Pemilih Tambahan di Rembang Hanya Nyoblos Pukul 12.00-13.00

REMBANG – KPU Rembang menyatakan menyiapkan daftar pemilih khusus (DPK) dan daftar pemilih khusus tambahan (DPKTb). Upaya ini merupakan salah satu langkah untuk meng-cover calon pemilih yang belum masuk ke dalam daftar pemilih tetap (DPT). 

Ketua KPU Rembang Minanus Suud mengatakan, pelaksanaan pileg tahun ini di Rembang membutuhkan sebanyak 1.777 TPS. Sedangkan DPT yang telah ditetapkan adalah 475.381 orang pemilih. Menurutnya, jumlah tersebut terbagi dalam jumlah pemilih laki-laki sebanyak 237.500 orang dan pemilih perempuan jumlahnya 237.881 orang.

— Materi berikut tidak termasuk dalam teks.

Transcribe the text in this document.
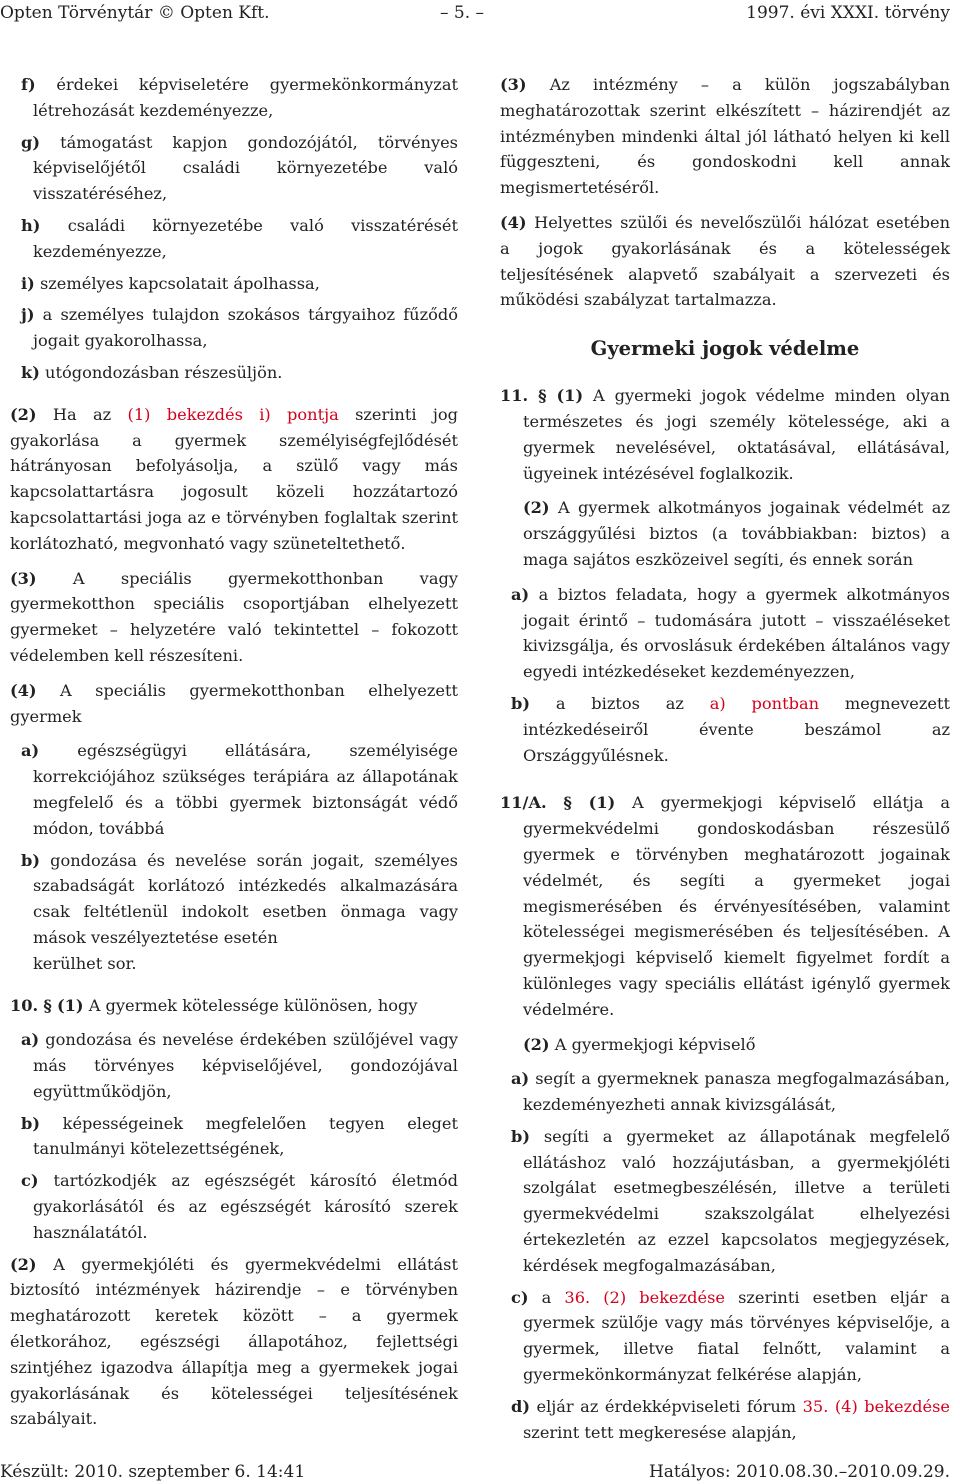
Opten Törvénytár © Opten Kft.	– 5. –	1997. évi XXXI. törvény

f) érdekei képviseletére gyermekönkormányzat létrehozását kezdeményezze,

g) támogatást kapjon gondozójától, törvényes képviselőjétől családi környezetébe való visszatéréséhez,

h) családi környezetébe való visszatérését kezdeményezze,

i) személyes kapcsolatait ápolhassa,

j) a személyes tulajdon szokásos tárgyaihoz fűződő jogait gyakorolhassa,

k) utógondozásban részesüljön.

(2) Ha az (1) bekezdés i) pontja szerinti jog gyakorlása a gyermek személyiségfejlődését hátrányosan befolyásolja, a szülő vagy más kapcsolattartásra jogosult közeli hozzátartozó kapcsolattartási joga az e törvényben foglaltak szerint korlátozható, megvonható vagy szüneteltethető.

(3) A speciális gyermekotthonban vagy gyermekotthon speciális csoportjában elhelyezett gyermeket – helyzetére való tekintettel – fokozott védelemben kell részesíteni.

(4) A speciális gyermekotthonban elhelyezett gyermek

a) egészségügyi ellátására, személyisége korrekciójához szükséges terápiára az állapotának megfelelő és a többi gyermek biztonságát védő módon, továbbá

b) gondozása és nevelése során jogait, személyes szabadságát korlátozó intézkedés alkalmazására csak feltétlenül indokolt esetben önmaga vagy mások veszélyeztetése esetén

kerülhet sor.

10. § (1) A gyermek kötelessége különösen, hogy

a) gondozása és nevelése érdekében szülőjével vagy más törvényes képviselőjével, gondozójával együttműködjön,

b) képességeinek megfelelően tegyen eleget tanulmányi kötelezettségének,

c) tartózkodjék az egészségét károsító életmód gyakorlásától és az egészségét károsító szerek használatától.

(2) A gyermekjóléti és gyermekvédelmi ellátást biztosító intézmények házirendje – e törvényben meghatározott keretek között – a gyermek életkorához, egészségi állapotához, fejlettségi szintjéhez igazodva állapítja meg a gyermekek jogai gyakorlásának és kötelességei teljesítésének szabályait.

(3) Az intézmény – a külön jogszabályban meghatározottak szerint elkészített – házirendjét az intézményben mindenki által jól látható helyen ki kell függeszteni, és gondoskodni kell annak megismertetéséről.

(4) Helyettes szülői és nevelőszülői hálózat esetében a jogok gyakorlásának és a kötelességek teljesítésének alapvető szabályait a szervezeti és működési szabályzat tartalmazza.

Gyermeki jogok védelme

11. § (1) A gyermeki jogok védelme minden olyan természetes és jogi személy kötelessége, aki a gyermek nevelésével, oktatásával, ellátásával, ügyeinek intézésével foglalkozik.

(2) A gyermek alkotmányos jogainak védelmét az országgyűlési biztos (a továbbiakban: biztos) a maga sajátos eszközeivel segíti, és ennek során

a) a biztos feladata, hogy a gyermek alkotmányos jogait érintő – tudomására jutott – visszaéléseket kivizsgálja, és orvoslásuk érdekében általános vagy egyedi intézkedéseket kezdeményezzen,

b) a biztos az a) pontban megnevezett intézkedéseiről évente beszámol az Országgyűlésnek.

11/A. § (1) A gyermekjogi képviselő ellátja a gyermekvédelmi gondoskodásban részesülő gyermek e törvényben meghatározott jogainak védelmét, és segíti a gyermeket jogai megismerésében és érvényesítésében, valamint kötelességei megismerésében és teljesítésében. A gyermekjogi képviselő kiemelt figyelmet fordít a különleges vagy speciális ellátást igénylő gyermek védelmére.

(2) A gyermekjogi képviselő

a) segít a gyermeknek panasza megfogalmazásában, kezdeményezheti annak kivizsgálását,

b) segíti a gyermeket az állapotának megfelelő ellátáshoz való hozzájutásban, a gyermekjóléti szolgálat esetmegbeszélésén, illetve a területi gyermekvédelmi szakszolgálat elhelyezési értekezletén az ezzel kapcsolatos megjegyzések, kérdések megfogalmazásában,

c) a 36. (2) bekezdése szerinti esetben eljár a gyermek szülője vagy más törvényes képviselője, a gyermek, illetve fiatal felnőtt, valamint a gyermekönkormányzat felkérése alapján,

d) eljár az érdekképviseleti fórum 35. (4) bekezdése szerint tett megkeresése alapján,

Készült: 2010. szeptember 6. 14:41	Hatályos: 2010.08.30.–2010.09.29.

”Dengan adanya DPK dan DPKTb sangat memungkinkan membuat jumlah pemilih akan kembali bertambah. DPK merupakan pemilih yang terlewat dari DPT, sedangkan DPKTb adalah pemilih yang baru terdaftar menjelang pemungutan suara,” katanya, kemarin.

 

Minanus mengungkapkan, ada syarat tertentu yang harus dipenuhi oleh warga yang masuk dalam DPKTb. Yakni bisa menunjukkan KTP atau surat keterangan lain dari RT setempat yang menyatakan warga tersebut telah berusia 17 tahun.

”Jika memenuhi kriteria tersebut kami pastikan DPKTb bisa menyalurkan hak suaranya di TPS setempat. Namun sesuai ketentuan mereka baru bisa mencoblos saat pukul 12.00 hingga 13.00,” ujarnya.

Minanus menambahkan, adanya DPK dan DPKTb sangat mungkin muncul, karena dimungkinkan mereka luput dari pemutahiran data pemilih. Namun  presentasenya dipredisksi sangat kecil. 

”Keberadaan DPK dan DPKTb memang baru pertama kali dalam penyelenggaraan pemilu. Langkah ini bertujuan sebagai aksebilitas pemilu agar bisa diakses semua peserta pemilu baik masyarakat, penyelenggara maupun media massa,” imbuhnya.